アルタナの身につけている鎧が、真っ赤であることを。
そんな色なのかと思ったが、ところどころ錆びた様に茶色い所があり、赤は元の色ではないと分かった。
その赤は、人の体内に埋め尽くされたものだ。
想像しただけで、気分が悪くなる。これでは軍人失格なのは分かっているが、まだ"本物の戦い"に参加したことがないのだ。

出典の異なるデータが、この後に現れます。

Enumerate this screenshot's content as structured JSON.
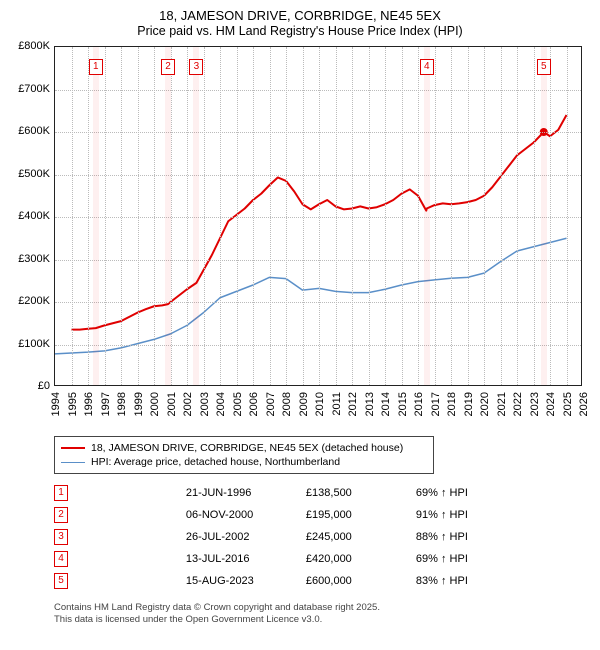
{
  "title": "18, JAMESON DRIVE, CORBRIDGE, NE45 5EX",
  "subtitle": "Price paid vs. HM Land Registry's House Price Index (HPI)",
  "chart": {
    "type": "line",
    "background_color": "#ffffff",
    "grid_color": "#bbbbbb",
    "axis_color": "#222222",
    "x": {
      "min": 1994,
      "max": 2026,
      "tick_step": 1,
      "label_fontsize": 11,
      "rotation": -90
    },
    "y": {
      "min": 0,
      "max": 800000,
      "tick_step": 100000,
      "label_fontsize": 11,
      "prefix": "£",
      "suffix_thousands": "K"
    },
    "title_fontsize": 13,
    "subtitle_fontsize": 12.5,
    "series": [
      {
        "name": "18, JAMESON DRIVE, CORBRIDGE, NE45 5EX (detached house)",
        "color": "#e00000",
        "line_width": 2,
        "points": [
          [
            1995.0,
            135000
          ],
          [
            1995.5,
            135000
          ],
          [
            1996.0,
            137000
          ],
          [
            1996.47,
            138500
          ],
          [
            1997.0,
            145000
          ],
          [
            1997.5,
            150000
          ],
          [
            1998.0,
            155000
          ],
          [
            1998.5,
            165000
          ],
          [
            1999.0,
            175000
          ],
          [
            1999.5,
            183000
          ],
          [
            2000.0,
            190000
          ],
          [
            2000.5,
            192000
          ],
          [
            2000.85,
            195000
          ],
          [
            2001.0,
            200000
          ],
          [
            2001.5,
            215000
          ],
          [
            2002.0,
            230000
          ],
          [
            2002.57,
            245000
          ],
          [
            2003.0,
            275000
          ],
          [
            2003.5,
            310000
          ],
          [
            2004.0,
            350000
          ],
          [
            2004.5,
            390000
          ],
          [
            2005.0,
            405000
          ],
          [
            2005.5,
            420000
          ],
          [
            2006.0,
            440000
          ],
          [
            2006.5,
            455000
          ],
          [
            2007.0,
            475000
          ],
          [
            2007.5,
            493000
          ],
          [
            2008.0,
            485000
          ],
          [
            2008.5,
            460000
          ],
          [
            2009.0,
            430000
          ],
          [
            2009.5,
            418000
          ],
          [
            2010.0,
            430000
          ],
          [
            2010.5,
            440000
          ],
          [
            2011.0,
            425000
          ],
          [
            2011.5,
            418000
          ],
          [
            2012.0,
            420000
          ],
          [
            2012.5,
            425000
          ],
          [
            2013.0,
            420000
          ],
          [
            2013.5,
            423000
          ],
          [
            2014.0,
            430000
          ],
          [
            2014.5,
            440000
          ],
          [
            2015.0,
            455000
          ],
          [
            2015.5,
            465000
          ],
          [
            2016.0,
            450000
          ],
          [
            2016.5,
            415000
          ],
          [
            2016.53,
            420000
          ],
          [
            2017.0,
            428000
          ],
          [
            2017.5,
            432000
          ],
          [
            2018.0,
            430000
          ],
          [
            2018.5,
            432000
          ],
          [
            2019.0,
            435000
          ],
          [
            2019.5,
            440000
          ],
          [
            2020.0,
            450000
          ],
          [
            2020.5,
            470000
          ],
          [
            2021.0,
            495000
          ],
          [
            2021.5,
            520000
          ],
          [
            2022.0,
            545000
          ],
          [
            2022.5,
            560000
          ],
          [
            2023.0,
            575000
          ],
          [
            2023.5,
            595000
          ],
          [
            2023.62,
            600000
          ],
          [
            2024.0,
            590000
          ],
          [
            2024.5,
            605000
          ],
          [
            2025.0,
            640000
          ]
        ]
      },
      {
        "name": "HPI: Average price, detached house, Northumberland",
        "color": "#5a8fc8",
        "line_width": 1.5,
        "points": [
          [
            1994.0,
            78000
          ],
          [
            1995.0,
            80000
          ],
          [
            1996.0,
            82000
          ],
          [
            1997.0,
            85000
          ],
          [
            1998.0,
            92000
          ],
          [
            1999.0,
            102000
          ],
          [
            2000.0,
            112000
          ],
          [
            2001.0,
            125000
          ],
          [
            2002.0,
            145000
          ],
          [
            2003.0,
            175000
          ],
          [
            2004.0,
            210000
          ],
          [
            2005.0,
            225000
          ],
          [
            2006.0,
            240000
          ],
          [
            2007.0,
            258000
          ],
          [
            2008.0,
            255000
          ],
          [
            2009.0,
            228000
          ],
          [
            2010.0,
            232000
          ],
          [
            2011.0,
            225000
          ],
          [
            2012.0,
            222000
          ],
          [
            2013.0,
            222000
          ],
          [
            2014.0,
            230000
          ],
          [
            2015.0,
            240000
          ],
          [
            2016.0,
            248000
          ],
          [
            2017.0,
            252000
          ],
          [
            2018.0,
            256000
          ],
          [
            2019.0,
            258000
          ],
          [
            2020.0,
            268000
          ],
          [
            2021.0,
            295000
          ],
          [
            2022.0,
            320000
          ],
          [
            2023.0,
            330000
          ],
          [
            2024.0,
            340000
          ],
          [
            2025.0,
            350000
          ]
        ]
      }
    ],
    "sale_markers": [
      {
        "num": "1",
        "year": 1996.47,
        "band_color": "rgba(230,0,0,0.06)",
        "box_border": "#e00000"
      },
      {
        "num": "2",
        "year": 2000.85,
        "band_color": "rgba(230,0,0,0.06)",
        "box_border": "#e00000"
      },
      {
        "num": "3",
        "year": 2002.57,
        "band_color": "rgba(230,0,0,0.06)",
        "box_border": "#e00000"
      },
      {
        "num": "4",
        "year": 2016.53,
        "band_color": "rgba(230,0,0,0.06)",
        "box_border": "#e00000"
      },
      {
        "num": "5",
        "year": 2023.62,
        "band_color": "rgba(230,0,0,0.06)",
        "box_border": "#e00000"
      }
    ],
    "sale_point_marker": {
      "shape": "circle",
      "radius": 4,
      "fill": "#e00000",
      "at": [
        2023.62,
        600000
      ]
    }
  },
  "legend": {
    "border_color": "#444444",
    "fontsize": 10.5,
    "items": [
      {
        "label": "18, JAMESON DRIVE, CORBRIDGE, NE45 5EX (detached house)",
        "color": "#e00000",
        "line_width": 2
      },
      {
        "label": "HPI: Average price, detached house, Northumberland",
        "color": "#5a8fc8",
        "line_width": 1.5
      }
    ]
  },
  "events": {
    "fontsize": 11,
    "columns": [
      "num",
      "date",
      "price",
      "delta"
    ],
    "rows": [
      {
        "num": "1",
        "date": "21-JUN-1996",
        "price": "£138,500",
        "delta": "69% ↑ HPI"
      },
      {
        "num": "2",
        "date": "06-NOV-2000",
        "price": "£195,000",
        "delta": "91% ↑ HPI"
      },
      {
        "num": "3",
        "date": "26-JUL-2002",
        "price": "£245,000",
        "delta": "88% ↑ HPI"
      },
      {
        "num": "4",
        "date": "13-JUL-2016",
        "price": "£420,000",
        "delta": "69% ↑ HPI"
      },
      {
        "num": "5",
        "date": "15-AUG-2023",
        "price": "£600,000",
        "delta": "83% ↑ HPI"
      }
    ]
  },
  "attribution": {
    "line1": "Contains HM Land Registry data © Crown copyright and database right 2025.",
    "line2": "This data is licensed under the Open Government Licence v3.0."
  }
}
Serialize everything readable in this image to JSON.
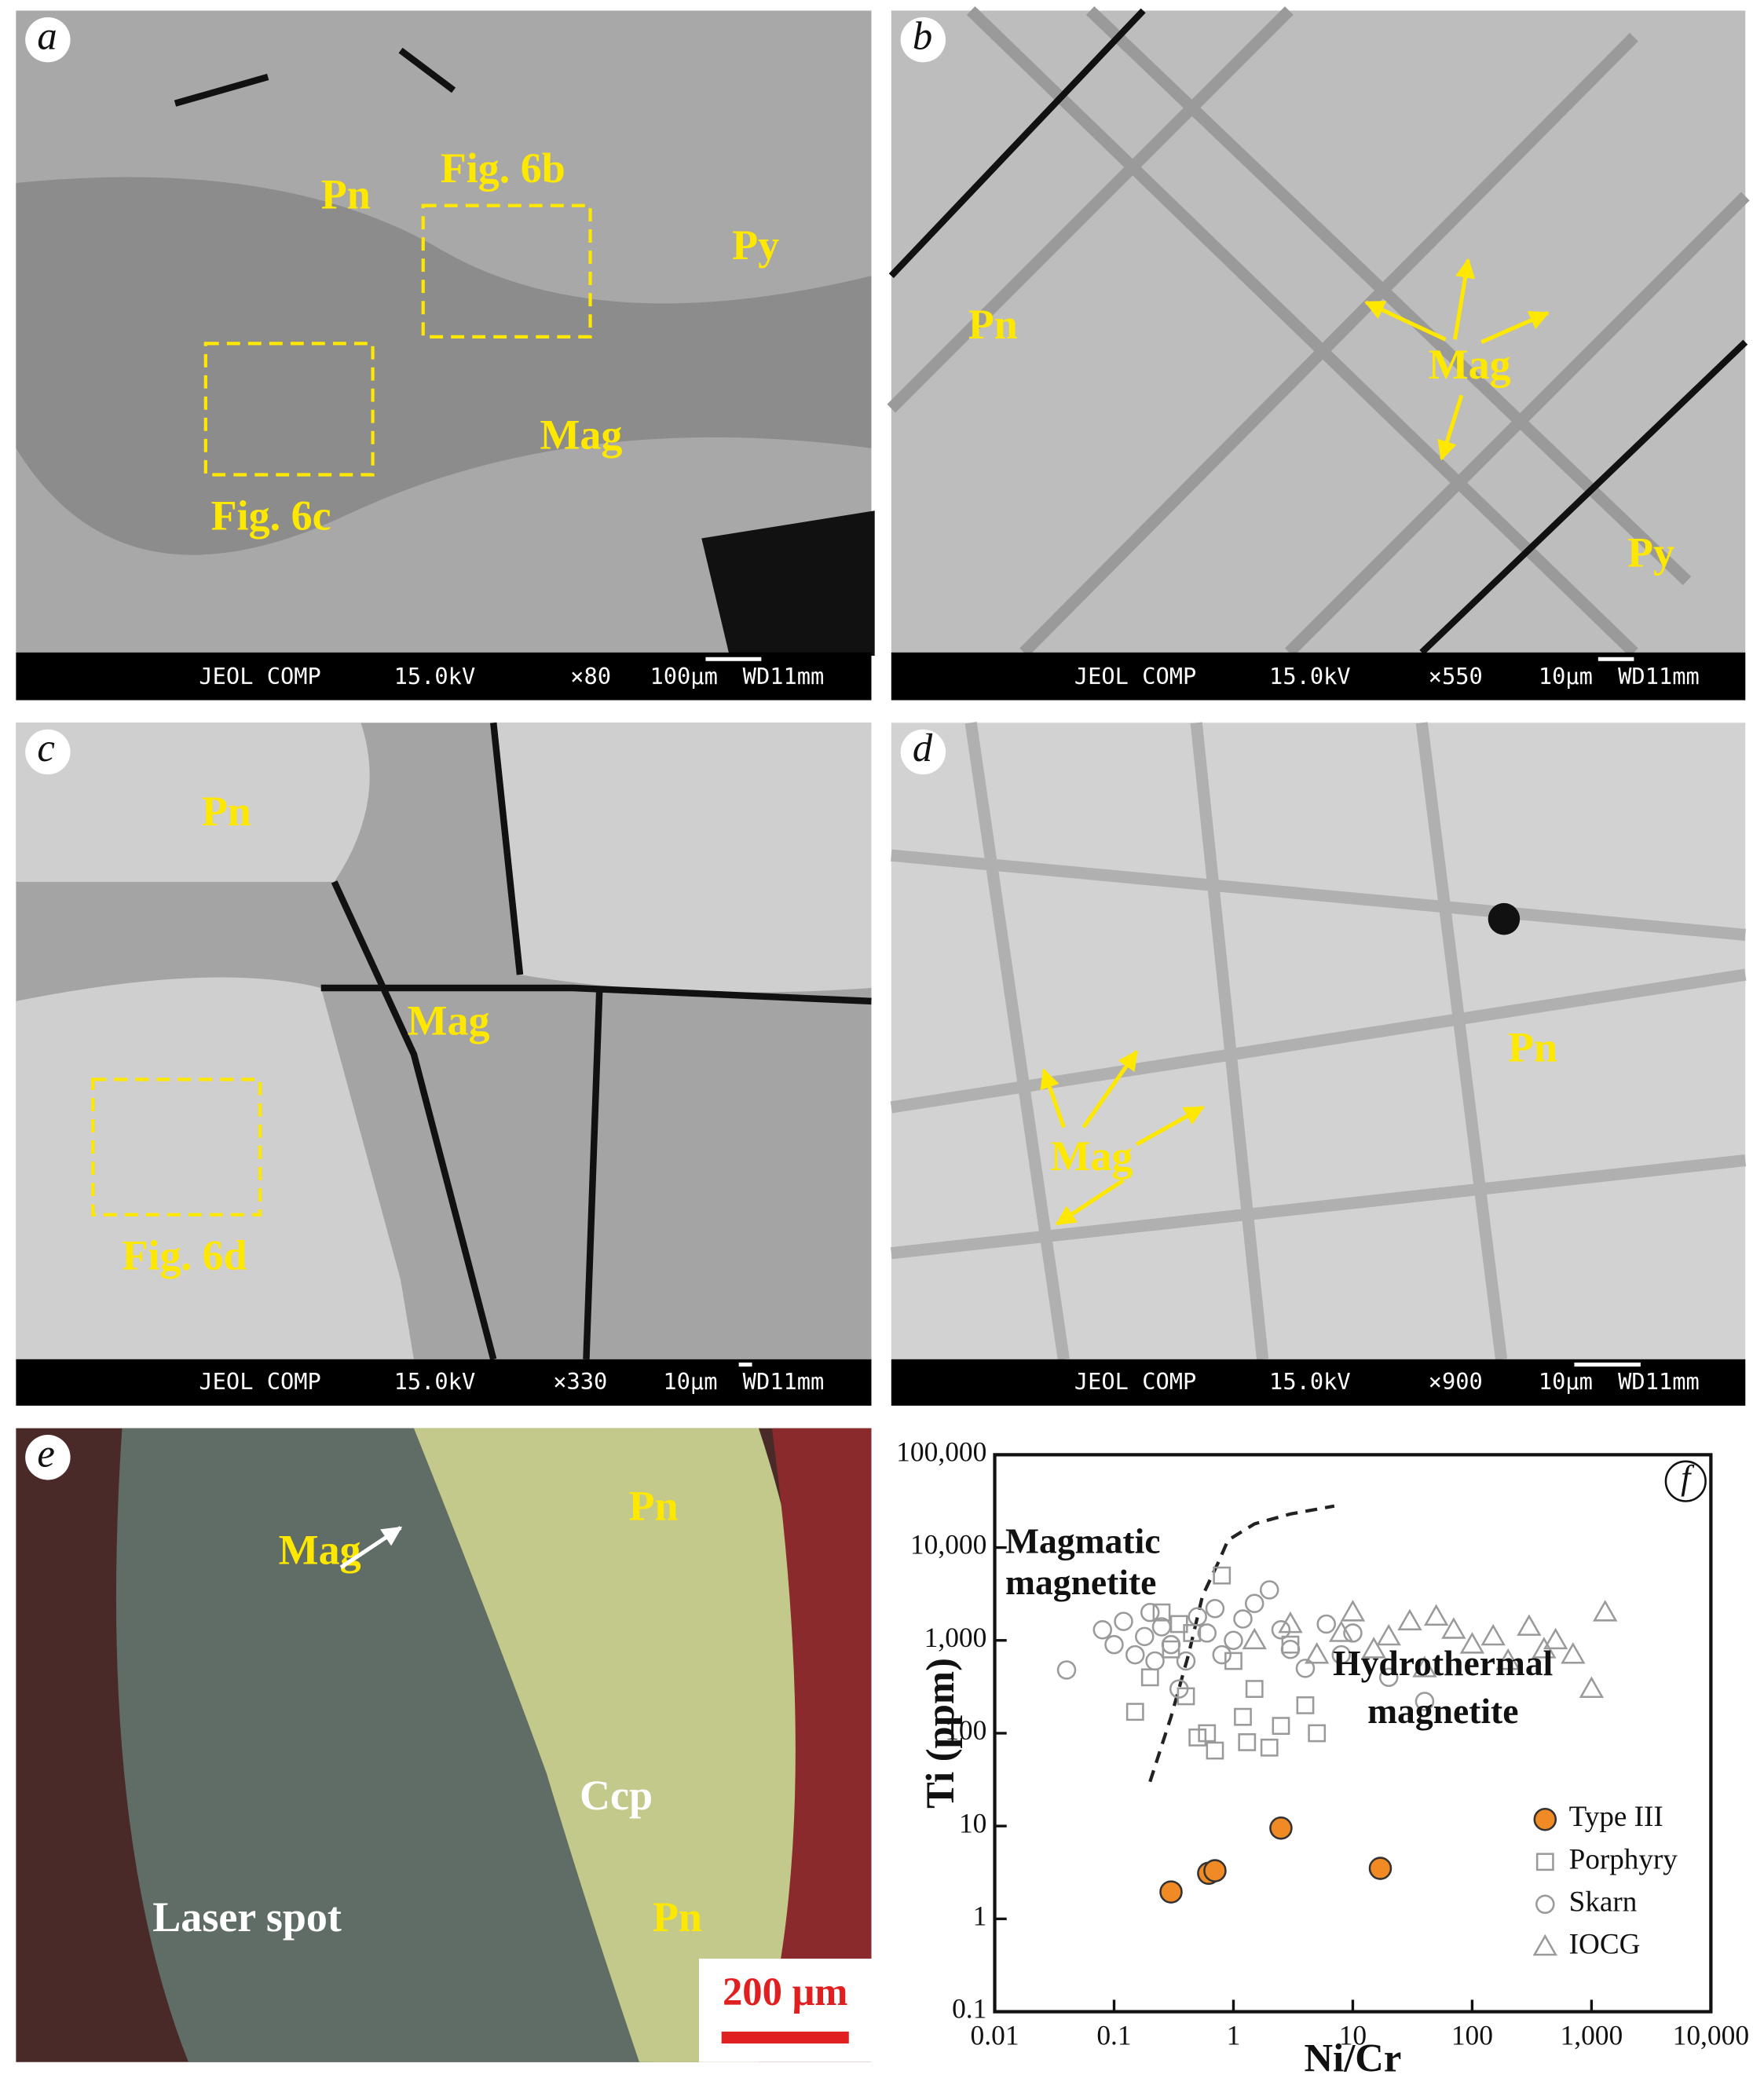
{
  "panels": [
    {
      "label": "a",
      "info": "JEOL COMP",
      "kv": "15.0kV",
      "mag": "×80",
      "scale": "100μm",
      "wd": "WD11mm",
      "annotations": [
        "Pn",
        "Fig. 6b",
        "Py",
        "Fig. 6c",
        "Mag"
      ]
    },
    {
      "label": "b",
      "info": "JEOL COMP",
      "kv": "15.0kV",
      "mag": "×550",
      "scale": "10μm",
      "wd": "WD11mm",
      "annotations": [
        "Pn",
        "Mag",
        "Py"
      ]
    },
    {
      "label": "c",
      "info": "JEOL COMP",
      "kv": "15.0kV",
      "mag": "×330",
      "scale": "10μm",
      "wd": "WD11mm",
      "annotations": [
        "Pn",
        "Mag",
        "Fig. 6d"
      ]
    },
    {
      "label": "d",
      "info": "JEOL COMP",
      "kv": "15.0kV",
      "mag": "×900",
      "scale": "10μm",
      "wd": "WD11mm",
      "annotations": [
        "Mag",
        "Pn"
      ]
    },
    {
      "label": "e",
      "scale": "200 μm",
      "annotations": [
        "Pn",
        "Mag",
        "Ccp",
        "Laser spot",
        "Pn"
      ]
    }
  ],
  "chart_data": {
    "type": "scatter",
    "panel_label": "f",
    "x_label": "Ni/Cr",
    "y_label": "Ti (ppm)",
    "log_x": true,
    "log_y": true,
    "xlim": [
      0.01,
      10000
    ],
    "ylim": [
      0.1,
      100000
    ],
    "xticks": [
      0.01,
      0.1,
      1,
      10,
      100,
      {
        "value": 1000,
        "label": "1,000"
      },
      {
        "value": 10000,
        "label": "10,000"
      }
    ],
    "yticks": [
      0.1,
      1,
      10,
      100,
      {
        "value": 1000,
        "label": "1,000"
      },
      {
        "value": 10000,
        "label": "10,000"
      },
      {
        "value": 100000,
        "label": "100,000"
      }
    ],
    "annotations": [
      [
        "Magmatic",
        "magnetite"
      ],
      [
        "Hydrothermal",
        "magnetite"
      ]
    ],
    "boundary": {
      "x": [
        0.2,
        0.3,
        0.42,
        0.55,
        0.75,
        0.9,
        1.5,
        3,
        7
      ],
      "y": [
        30,
        150,
        700,
        3000,
        7000,
        12000,
        18000,
        23000,
        28000
      ]
    },
    "legend": "lower right",
    "series": [
      {
        "name": "Type III",
        "marker": "circle",
        "color": "#f08a24",
        "filled": true,
        "x": [
          0.3,
          0.62,
          0.7,
          2.5,
          17
        ],
        "y": [
          1.95,
          3.1,
          3.3,
          9.5,
          3.5
        ]
      },
      {
        "name": "Porphyry",
        "marker": "square",
        "color": "#9a9a9a",
        "filled": false,
        "x": [
          0.15,
          0.2,
          0.3,
          0.35,
          0.4,
          0.5,
          0.6,
          0.8,
          1,
          1.2,
          1.5,
          2,
          2.5,
          3,
          4,
          5,
          0.45,
          0.7,
          1.3,
          0.25
        ],
        "y": [
          170,
          400,
          800,
          1500,
          250,
          90,
          100,
          5000,
          600,
          150,
          300,
          70,
          120,
          900,
          200,
          100,
          1200,
          65,
          80,
          2000
        ]
      },
      {
        "name": "Skarn",
        "marker": "circle",
        "color": "#9a9a9a",
        "filled": false,
        "x": [
          0.04,
          0.08,
          0.1,
          0.12,
          0.15,
          0.18,
          0.2,
          0.25,
          0.3,
          0.4,
          0.5,
          0.6,
          0.8,
          1,
          1.5,
          2,
          3,
          4,
          6,
          8,
          10,
          20,
          40,
          0.35,
          0.7,
          2.5,
          1.2,
          0.22
        ],
        "y": [
          480,
          1300,
          900,
          1600,
          700,
          1100,
          2000,
          1400,
          900,
          600,
          1800,
          1200,
          700,
          1000,
          2500,
          3500,
          800,
          500,
          1500,
          700,
          1200,
          400,
          220,
          300,
          2200,
          1300,
          1700,
          600
        ]
      },
      {
        "name": "IOCG",
        "marker": "triangle",
        "color": "#9a9a9a",
        "filled": false,
        "x": [
          1.5,
          3,
          5,
          8,
          10,
          15,
          20,
          30,
          40,
          50,
          70,
          100,
          150,
          200,
          300,
          400,
          500,
          700,
          1000,
          1300
        ],
        "y": [
          1000,
          1500,
          700,
          1200,
          2000,
          800,
          1100,
          1600,
          500,
          1800,
          1300,
          900,
          1100,
          600,
          1400,
          800,
          1000,
          700,
          300,
          2000
        ]
      }
    ]
  }
}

鎧が血で固まってしまうほどの血を見たことがないのだ。
その姿を直視するのが辛くて、早くこの刻が終わればいいと思って話しを託す。
「あの、用件は…?」
もしかしたら父の名前を聞くことが用件だったのでは?と不安になりながらも。
確かに、軍に入隊する時に書いたものに父の事は一切書かなかった。
それを不備と思われたのではと、ルーキスは思う。
「ああ、そうだった。実は君を貰おうと思って」
「……は?」
たっぷり間をあけて。
意味が分からないと眉をひそめる。
「ゴメンゴメン。言葉が悪かったね。君に次の任務に参加して貰いたいんだ」
次の任務。それは、アルタナが参加する任務であって。
名将が出なければならないほどの任務で。
つまりは、とても危険な任務。
鳥肌が全身に立つ。
鎧の血を見ただけで気分を悪くしているのに、戦地などに行ったら恐ろしいことになるのは目に見えていて。
言葉に、詰まる。
「今すぐに答えなくていいよ。ゆっくり考えてくれていい」
背伸びをしながら、笑う。
気を使ってくれたのだ。そう思いたかったが、その後の顔が一瞬。
あまりにも険しかったから。
まるで、何かを紛らわすかのような。そう感じた。
「任務って云っても、あっちで物資の運搬の手伝いやテントの準備とかだよ。二等兵を前線に連れて行く訳にはいかないもんね」
先程のように笑みながら、大きなテーブルを回ってきて、横を通り抜ける。
その時、嗅覚が急に反応する。
鎧だけじゃない。
アルタナの全身から、その臭いがする。
身体に、染込んでしまっているのだ。
 名将と呼ばれ、皆からヒーローのように人気な男の実際を知ってしまって。
残念、というよりも。どうして?の方が大きかった。
何故そこまでしなければならないのか。何のために、と。
「答えるの君だけど」
廊下に出たアルタナが、一度とまる。
振り向いて。
「俺は君に来て欲しいな」
悲しそうに笑って、去っていった。
 ルーキスは一人、小会議室に寂しく残されてしまった。